If she told him to leave, he would have to leave. He said he would and he had to do it.
“I love you,” she told him.
The words hung in the air between them.
She said yes. She loved him.
The chain he put on himself shattered. He lunged and caught her in a hug, brushing her hair off her neck, and kissed her, sweeping her off the floor. Her hands caressed his face.
“You should’ve said no,” he snarled. “Now it’s too late.”
“I don’t care, you stupid man,” she breathed. “I love you and I want you to love me back.”
She was his. His woman, his mate. He kissed her, eager for her taste, and she kissed him back, quickly, feverishly, like she couldn’t get enough.
Mine.
He buried his face in her neck, smelling her silky hair, licking her smooth skin. She tasted like honeyed wine, sweet and intoxicating under his tongue, and she made him drunk.
“I want you to stay with me,” she told him. “I want you to stay with me forever.”
Some part of him refused to believe it. He would never be this lucky. Fate didn’t reward him; it kicked him and knocked him down, grinding him under its heel. A terrible fear gripped him that somehow she would vanish, dissolve into thin air or die in his arms, and then he would be back in his house, awake, alone, and broken, because she was only a wishful dream.
“Will you, William? Will you stay with me?”
He gripped her to him, to keep her from disappearing. “Yes.”
She stroked his back, her slender fingers tracing the contours of his muscles, soothing, inviting him. She kissed his mouth, her soft lips pressing against his. Her pink tongue darted out, and she licked him, stroking him, agai
n and again. He kissed her hard, trying to shut down the annoying warnings in his head, and dropped them down onto the hay. She squirmed under him, warm, flexible, and pliant.
Excitement flooded him. He pulled her shirt off and kissed her breast, sucking on her pink nipple, stroking her soft stomach and down, lower, to the sweet spot between her legs. She purred. He would kill to hear her make that sound again.
She was his mate. It finally sank in. She said yes, she was his, she wanted him to stay, and if she vanished, he would spent the rest of his life looking for her and he would find her again.
She wrapped her hand around his shaft and slid it up and down, spiking the need in him into an overwhelming hunger. She was wet for him, he could smell it, and the scent was driving him out of his skin.
“I love you,” he told her.
“I love you, too,” she whispered, her velvet eyes bottomless and black.
He thrust into her and she screamed.
“ON the hay,” Cerise murmured. “We did it on the itchy, smelly hay. I can’t believe it. Why did I even bring a quilt?”
He leaned over, grabbed the quilt, and pulled it over them, clenching her to him. “There.”
She pulled a blade of dried grass out of her hair. “This time in the hay. The last time we almost did it on a dirty floor. You’ve made me into some sort of hillbilly slut. “
Yeah, that’s right.
“Next time, we have to do it in bed,” she said.

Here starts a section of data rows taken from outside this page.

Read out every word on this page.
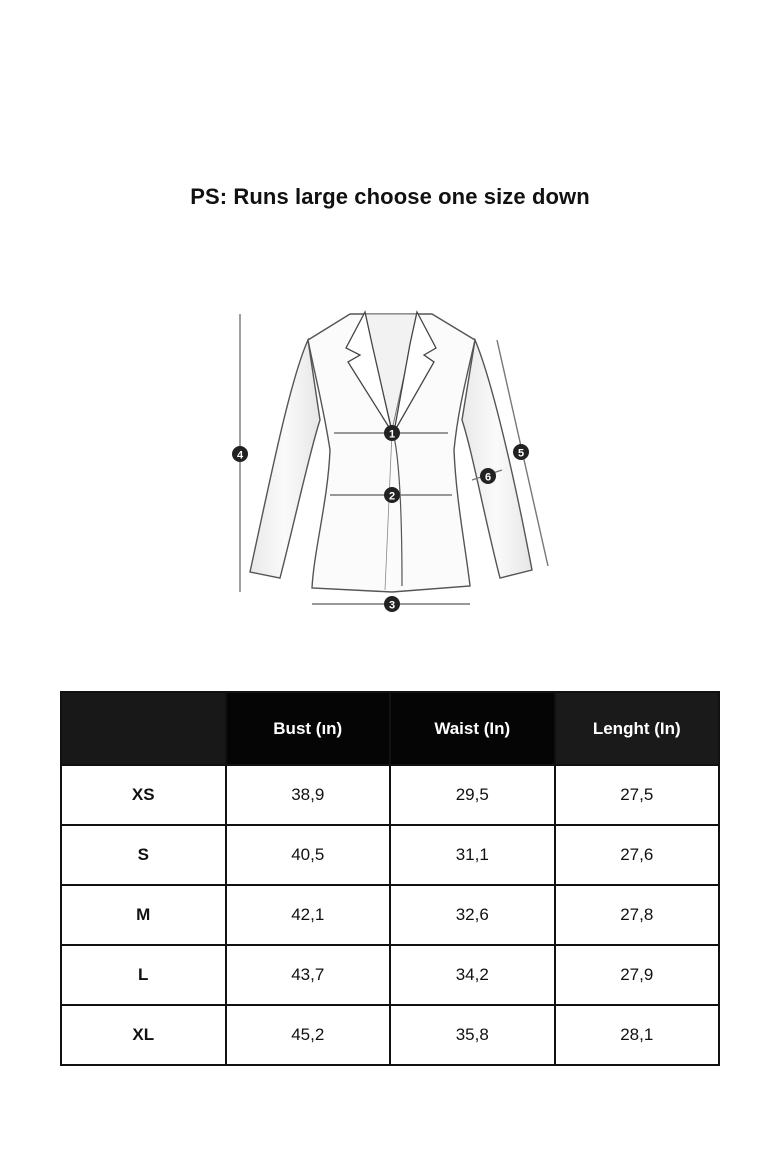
PS: Runs large choose one size down
1
2
3
4	5
6
	Bust (ın)	Waist (In)	Lenght (In)
XS	38,9	29,5	27,5
S	40,5	31,1	27,6
M	42,1	32,6	27,8
L	43,7	34,2	27,9
XL	45,2	35,8	28,1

“With wine and roses?” he asked.
“Maybe. I’ll settle for clean sheets.” She snuggled closer to him. William closed his eyes. He couldn’t remember ever being this happy.
“You will stay with me, right?” she asked.
“Yes.”
“Even though it would mean Kaldar would be your in-law?”
“I could just kill him …”
“No, you can’t. He’s my favorite cousin.”
He read a real concern in her eyes and couldn’t resist. “He’s unmarried. No kids. Nobody to miss him.”